E questa è solo l'Italia. Il computo per tutti gli altri Paesi coinvolti è quasi impossibile da fare. L'Inghilterra sacrifica sull'altare della guerra una promessa della fisica: Henry Gwyn Jeffreys Moseley (muore nella carneficina di Gallipoli nel 1915). Secondo molti, i suoi esperimenti nel campo della spettroscopia a raggi X l'avrebbero rapidamente condotto al Nobel. Timothy F. McCarthy invece era stato uno dei duri delle spedizioni geografiche al Polo sud. Riuscì, assieme a Shackleton, a sopravvivere all'affondamento dell'Endurance e a salvare i naufraghi dell'Isola Elefante. La guerra se lo prende al primo giorno di combattimento. Il 16 marzo 1917 muore a bordo della petroliera S.S. Narragansett colpita da un siluro, appena uscita dal porto. I tedeschi perdono a Ypres (1914) l'astronomo Adam Massinger. Scopriva asteroidi, col suo naso all'insù non era adatto a strisciare al suolo sotto il tiro delle granate. Poi tocca al poeta espressionista Georg Trakl. Richiamato allo scoppio della guerra, è ufficiale di sanità nella battaglia di Grodek, in Galizia. Assiste da solo e senza medicine 90 feriti gravi. Traumatizzato, tenta il suicidio. Salvato, è ricoverato nell'ospedale psichiatrico di Cracovia. Muore poco dopo per overdose di cocaina. Un altro padre dell'espressionismo, Reinhard Johannes Sorge, cade ad Ablaincourt-Pressoir, il 20 luglio 1916. La Francia si vede strappare il romanziere Alain-Fournier , amico di André Gide e Paul Claudel. Nel 1913 pubblica Il grande Meaulnes che viene selezionato per il Goncourt. Nel 1914 parte per il fronte col 288º Reggimento. È dato per disperso in battaglia a Les Éparges nei pressi di Verdun, il 22 settembre 1914. Il corpo viene ritrovato nel 1991, in una fossa comune tedesca.

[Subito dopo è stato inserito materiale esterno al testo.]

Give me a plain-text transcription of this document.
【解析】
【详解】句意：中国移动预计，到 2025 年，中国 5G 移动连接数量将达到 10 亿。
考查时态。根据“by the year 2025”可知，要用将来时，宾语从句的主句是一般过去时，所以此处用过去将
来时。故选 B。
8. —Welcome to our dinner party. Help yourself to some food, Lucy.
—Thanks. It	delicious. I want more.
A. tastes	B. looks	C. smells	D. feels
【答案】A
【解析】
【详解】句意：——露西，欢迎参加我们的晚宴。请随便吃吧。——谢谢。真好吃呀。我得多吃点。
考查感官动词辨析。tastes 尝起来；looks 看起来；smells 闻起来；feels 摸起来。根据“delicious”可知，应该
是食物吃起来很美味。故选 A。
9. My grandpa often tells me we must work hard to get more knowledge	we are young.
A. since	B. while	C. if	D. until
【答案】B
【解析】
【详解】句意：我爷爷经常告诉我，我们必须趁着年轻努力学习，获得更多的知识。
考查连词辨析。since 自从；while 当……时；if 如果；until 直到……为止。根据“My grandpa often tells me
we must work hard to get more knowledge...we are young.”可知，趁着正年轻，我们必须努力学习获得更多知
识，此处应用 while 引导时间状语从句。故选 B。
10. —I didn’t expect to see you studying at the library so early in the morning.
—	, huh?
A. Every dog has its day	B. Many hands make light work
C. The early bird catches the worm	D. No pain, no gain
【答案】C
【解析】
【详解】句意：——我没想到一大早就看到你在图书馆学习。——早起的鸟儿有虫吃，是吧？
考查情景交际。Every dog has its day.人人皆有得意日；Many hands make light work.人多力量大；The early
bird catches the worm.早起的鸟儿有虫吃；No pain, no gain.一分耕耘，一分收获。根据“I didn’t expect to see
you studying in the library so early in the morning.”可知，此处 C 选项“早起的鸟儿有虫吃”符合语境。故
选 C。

E l'elenco potrebbe continuare. Ogni esclusione è ingiusta, ce lo urlerebbe come in una sua poesia - «Scegli me, non lasciarmi nel buio» - l'inglese Edward Thomas , morto ad Arras del 1917. Ma no, l'ultima parola dei morti deve pronunciarla lui, John McCrae (1872-1918).
Medico e poeta, si spegne in un ospedale da campo per aver contratto polmonite e meningite. La sua Nei campi di Fiandra che i canadesi imparano ancora a memoria finisce così: «E se non ci ricorderete, noi che moriamo,/non dormiremo anche se i papaveri/ cresceranno sui campi di Fiandra».